One more success story on Hilton Head Island is the recent construction and opening of the new University of South Carolina at Beaufort’s campus housing the Lowcountry and Resort Islands Tourism Institute and the Center for Event Management and Hospitality Training. “We acquired an existing office complex that was rather derelict and underutilized and had some serious repair issues, as part of a large Tax Increment Finance district,” Riley explains. “And through the TIF district, and in cooperation with the USCB, they have moved the junior and senior years of their hospitality management degree program to this new facility on Hilton Head Island. It’s a $25 million, 43,000-sq.-ft. building, and we had the ribbon cutting in early November.

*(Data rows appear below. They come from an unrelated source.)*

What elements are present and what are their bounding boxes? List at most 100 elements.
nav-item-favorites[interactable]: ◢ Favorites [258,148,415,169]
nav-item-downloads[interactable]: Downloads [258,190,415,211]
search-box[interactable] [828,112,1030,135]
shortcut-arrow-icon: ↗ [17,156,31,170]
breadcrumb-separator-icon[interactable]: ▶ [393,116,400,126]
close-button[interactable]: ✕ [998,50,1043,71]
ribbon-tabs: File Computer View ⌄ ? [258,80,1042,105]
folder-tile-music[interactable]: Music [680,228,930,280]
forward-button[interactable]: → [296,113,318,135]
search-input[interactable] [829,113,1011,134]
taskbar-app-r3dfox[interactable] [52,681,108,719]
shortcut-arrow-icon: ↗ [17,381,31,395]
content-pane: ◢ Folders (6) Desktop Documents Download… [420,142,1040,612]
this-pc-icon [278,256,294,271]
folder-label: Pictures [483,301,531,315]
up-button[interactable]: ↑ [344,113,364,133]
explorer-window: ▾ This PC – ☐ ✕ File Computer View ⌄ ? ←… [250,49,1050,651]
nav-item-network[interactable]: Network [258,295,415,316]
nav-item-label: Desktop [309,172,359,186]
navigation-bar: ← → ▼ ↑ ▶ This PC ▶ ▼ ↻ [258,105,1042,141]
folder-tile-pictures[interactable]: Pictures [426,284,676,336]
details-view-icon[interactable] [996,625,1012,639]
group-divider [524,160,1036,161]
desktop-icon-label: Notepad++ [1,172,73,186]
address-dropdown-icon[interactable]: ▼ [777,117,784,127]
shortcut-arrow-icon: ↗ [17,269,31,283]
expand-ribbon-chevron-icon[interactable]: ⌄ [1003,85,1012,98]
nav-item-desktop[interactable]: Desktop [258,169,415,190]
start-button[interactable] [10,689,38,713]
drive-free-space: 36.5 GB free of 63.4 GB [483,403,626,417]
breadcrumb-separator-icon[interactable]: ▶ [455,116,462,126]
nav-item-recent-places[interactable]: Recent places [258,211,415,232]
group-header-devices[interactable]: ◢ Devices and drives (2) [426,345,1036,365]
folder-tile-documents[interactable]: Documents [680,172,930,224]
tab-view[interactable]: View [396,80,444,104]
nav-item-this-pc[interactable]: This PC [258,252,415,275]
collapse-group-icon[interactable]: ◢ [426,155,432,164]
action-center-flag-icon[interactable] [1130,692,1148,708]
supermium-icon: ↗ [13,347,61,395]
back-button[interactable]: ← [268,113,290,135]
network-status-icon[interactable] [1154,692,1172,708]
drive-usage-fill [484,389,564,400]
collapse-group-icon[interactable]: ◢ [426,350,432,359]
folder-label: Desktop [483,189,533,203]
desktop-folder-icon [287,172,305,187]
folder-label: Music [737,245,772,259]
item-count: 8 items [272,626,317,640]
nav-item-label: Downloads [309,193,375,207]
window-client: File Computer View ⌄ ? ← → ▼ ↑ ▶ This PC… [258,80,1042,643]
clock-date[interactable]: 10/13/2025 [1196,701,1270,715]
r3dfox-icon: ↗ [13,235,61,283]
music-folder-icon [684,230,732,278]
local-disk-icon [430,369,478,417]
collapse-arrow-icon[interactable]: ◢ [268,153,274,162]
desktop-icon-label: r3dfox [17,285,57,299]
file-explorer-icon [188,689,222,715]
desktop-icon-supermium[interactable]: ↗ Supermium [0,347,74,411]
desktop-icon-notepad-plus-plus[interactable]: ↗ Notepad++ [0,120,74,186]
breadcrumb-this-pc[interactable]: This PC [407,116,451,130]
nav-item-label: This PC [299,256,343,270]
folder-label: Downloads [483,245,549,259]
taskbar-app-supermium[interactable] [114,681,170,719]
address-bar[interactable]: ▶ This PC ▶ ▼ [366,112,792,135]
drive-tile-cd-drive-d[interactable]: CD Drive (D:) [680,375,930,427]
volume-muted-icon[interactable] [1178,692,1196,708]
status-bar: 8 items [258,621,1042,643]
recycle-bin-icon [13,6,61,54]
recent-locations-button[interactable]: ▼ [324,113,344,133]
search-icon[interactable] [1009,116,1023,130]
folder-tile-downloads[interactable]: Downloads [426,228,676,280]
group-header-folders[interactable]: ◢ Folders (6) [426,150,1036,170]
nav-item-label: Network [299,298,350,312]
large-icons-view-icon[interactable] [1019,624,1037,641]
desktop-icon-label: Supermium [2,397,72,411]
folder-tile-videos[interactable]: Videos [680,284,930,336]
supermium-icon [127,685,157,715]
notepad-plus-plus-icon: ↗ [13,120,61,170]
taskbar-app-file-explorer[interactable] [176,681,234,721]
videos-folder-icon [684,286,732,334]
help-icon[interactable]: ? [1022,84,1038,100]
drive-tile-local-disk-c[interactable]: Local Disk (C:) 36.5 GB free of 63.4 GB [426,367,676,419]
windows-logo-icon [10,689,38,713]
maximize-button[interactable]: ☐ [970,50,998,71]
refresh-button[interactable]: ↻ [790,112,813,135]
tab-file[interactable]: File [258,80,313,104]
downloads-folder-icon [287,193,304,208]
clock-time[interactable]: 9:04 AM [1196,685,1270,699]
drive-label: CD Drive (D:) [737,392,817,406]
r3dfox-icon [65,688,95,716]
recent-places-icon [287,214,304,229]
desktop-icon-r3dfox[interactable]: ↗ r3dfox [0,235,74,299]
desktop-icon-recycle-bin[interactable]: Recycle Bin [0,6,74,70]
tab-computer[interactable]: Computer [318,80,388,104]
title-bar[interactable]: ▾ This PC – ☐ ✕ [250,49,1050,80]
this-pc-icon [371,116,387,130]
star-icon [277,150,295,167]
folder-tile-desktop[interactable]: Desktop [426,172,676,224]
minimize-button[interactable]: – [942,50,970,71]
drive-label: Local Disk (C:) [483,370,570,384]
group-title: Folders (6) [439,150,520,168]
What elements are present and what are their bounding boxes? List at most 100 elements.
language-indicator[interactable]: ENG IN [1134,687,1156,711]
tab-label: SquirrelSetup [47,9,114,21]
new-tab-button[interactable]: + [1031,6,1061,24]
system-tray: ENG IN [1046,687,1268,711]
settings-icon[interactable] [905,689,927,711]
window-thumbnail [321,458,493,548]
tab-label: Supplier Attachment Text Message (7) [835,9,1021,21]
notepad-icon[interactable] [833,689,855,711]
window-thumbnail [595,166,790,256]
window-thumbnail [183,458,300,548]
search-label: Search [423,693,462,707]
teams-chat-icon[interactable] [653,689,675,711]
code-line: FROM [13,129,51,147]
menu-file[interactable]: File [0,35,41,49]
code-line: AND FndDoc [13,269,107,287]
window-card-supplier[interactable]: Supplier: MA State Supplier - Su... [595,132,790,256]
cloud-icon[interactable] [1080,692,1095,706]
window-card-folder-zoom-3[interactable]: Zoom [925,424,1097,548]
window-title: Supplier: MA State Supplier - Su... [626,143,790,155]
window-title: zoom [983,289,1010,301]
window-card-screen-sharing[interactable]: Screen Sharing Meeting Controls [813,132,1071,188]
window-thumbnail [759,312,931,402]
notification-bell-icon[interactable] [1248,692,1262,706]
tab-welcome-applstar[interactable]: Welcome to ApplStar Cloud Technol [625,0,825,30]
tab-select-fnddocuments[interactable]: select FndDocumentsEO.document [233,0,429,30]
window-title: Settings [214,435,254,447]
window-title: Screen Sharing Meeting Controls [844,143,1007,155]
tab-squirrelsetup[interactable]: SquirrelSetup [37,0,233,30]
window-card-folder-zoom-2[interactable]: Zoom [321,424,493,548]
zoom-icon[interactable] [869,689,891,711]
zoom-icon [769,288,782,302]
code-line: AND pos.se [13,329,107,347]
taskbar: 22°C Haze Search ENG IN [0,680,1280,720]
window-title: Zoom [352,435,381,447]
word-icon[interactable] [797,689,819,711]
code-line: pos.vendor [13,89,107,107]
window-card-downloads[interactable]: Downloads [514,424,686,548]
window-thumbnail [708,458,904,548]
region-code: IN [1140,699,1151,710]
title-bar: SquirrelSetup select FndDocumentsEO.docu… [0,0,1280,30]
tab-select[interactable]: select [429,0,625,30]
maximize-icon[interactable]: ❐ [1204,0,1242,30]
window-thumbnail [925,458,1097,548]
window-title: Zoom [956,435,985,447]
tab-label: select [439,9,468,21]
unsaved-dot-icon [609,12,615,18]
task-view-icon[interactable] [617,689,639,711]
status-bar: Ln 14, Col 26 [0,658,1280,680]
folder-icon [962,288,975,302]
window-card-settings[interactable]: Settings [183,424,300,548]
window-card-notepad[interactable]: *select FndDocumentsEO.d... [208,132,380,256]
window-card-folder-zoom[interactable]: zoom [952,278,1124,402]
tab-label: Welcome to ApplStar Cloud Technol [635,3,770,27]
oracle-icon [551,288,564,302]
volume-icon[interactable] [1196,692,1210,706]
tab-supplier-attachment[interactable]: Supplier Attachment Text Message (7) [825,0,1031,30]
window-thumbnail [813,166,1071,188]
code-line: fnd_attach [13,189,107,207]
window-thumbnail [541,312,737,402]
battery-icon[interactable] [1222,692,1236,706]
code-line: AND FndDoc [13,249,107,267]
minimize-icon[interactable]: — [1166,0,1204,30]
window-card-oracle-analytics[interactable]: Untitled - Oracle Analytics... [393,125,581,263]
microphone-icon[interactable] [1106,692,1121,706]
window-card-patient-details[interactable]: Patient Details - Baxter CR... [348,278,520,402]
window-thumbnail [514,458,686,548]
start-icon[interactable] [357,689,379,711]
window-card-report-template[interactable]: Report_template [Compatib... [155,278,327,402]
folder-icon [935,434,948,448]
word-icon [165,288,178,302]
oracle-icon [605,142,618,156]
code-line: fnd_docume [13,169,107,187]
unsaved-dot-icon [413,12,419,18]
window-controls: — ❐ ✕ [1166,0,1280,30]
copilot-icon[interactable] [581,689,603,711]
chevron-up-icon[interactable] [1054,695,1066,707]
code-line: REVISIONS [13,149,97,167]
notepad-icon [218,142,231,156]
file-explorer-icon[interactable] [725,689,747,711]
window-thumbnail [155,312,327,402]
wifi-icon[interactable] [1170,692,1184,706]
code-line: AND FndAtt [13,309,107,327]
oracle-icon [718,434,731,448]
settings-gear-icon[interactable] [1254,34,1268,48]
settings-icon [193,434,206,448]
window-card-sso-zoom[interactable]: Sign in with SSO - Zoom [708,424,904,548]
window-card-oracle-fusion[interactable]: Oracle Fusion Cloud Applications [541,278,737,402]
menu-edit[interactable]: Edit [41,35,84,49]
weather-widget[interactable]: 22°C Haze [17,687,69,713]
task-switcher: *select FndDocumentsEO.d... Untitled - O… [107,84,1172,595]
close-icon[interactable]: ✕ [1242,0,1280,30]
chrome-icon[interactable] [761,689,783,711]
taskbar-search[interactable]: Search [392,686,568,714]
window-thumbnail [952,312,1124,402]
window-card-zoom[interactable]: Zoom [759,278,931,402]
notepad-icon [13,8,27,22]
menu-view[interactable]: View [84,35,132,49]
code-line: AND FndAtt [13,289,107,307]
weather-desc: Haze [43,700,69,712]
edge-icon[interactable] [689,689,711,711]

The students started in January and our expectation is that it will spur a whole renaissance in that older commercial area. We also want to plug these students into our hospitality industry and get them involved as interns, and hope that, instead of taking their knowledge and talents off into the world, some of them will stay right here with our local resorts and help infuse a little youth and vigor and new ideas.”
Dr. Al Panu, Chancellor of the University of South Carolina Beaufort, agrees: “We are extremely grateful for our partnership with the Town of Hilton Head Island. Our new campus affords USCB the opportunity to offer prospective and current Hospitality Management students unique experiential learning opportunities in what is perhaps one of the most authentic and distinctive hotel, restaurant, and tourism locations in the entire country.”
Although tourism is Hilton Head’s major industry (Hilton Head Island was named as one of the top 5 Best Family Beach Vacations in the U.S. By US News & World Report, and voted as number 1 Island by Travel and Leisure’s World’s Best Awards and Conde Nest Traveler Readers’ Choice Awards), Riley maintains that the island is more than just a tourism destination. “It’s a small town that takes care of its infrastructure for both residents and guests,” he states. “We’re a retirement and residential community with a lot of second home owners, good schools, and good parks, and good recreation programs. It’s a unique space where you can enjoy nature but also have access to great restaurants, great shopping, and a whole array of arts and cultural opportunities. It’s a pretty special place.”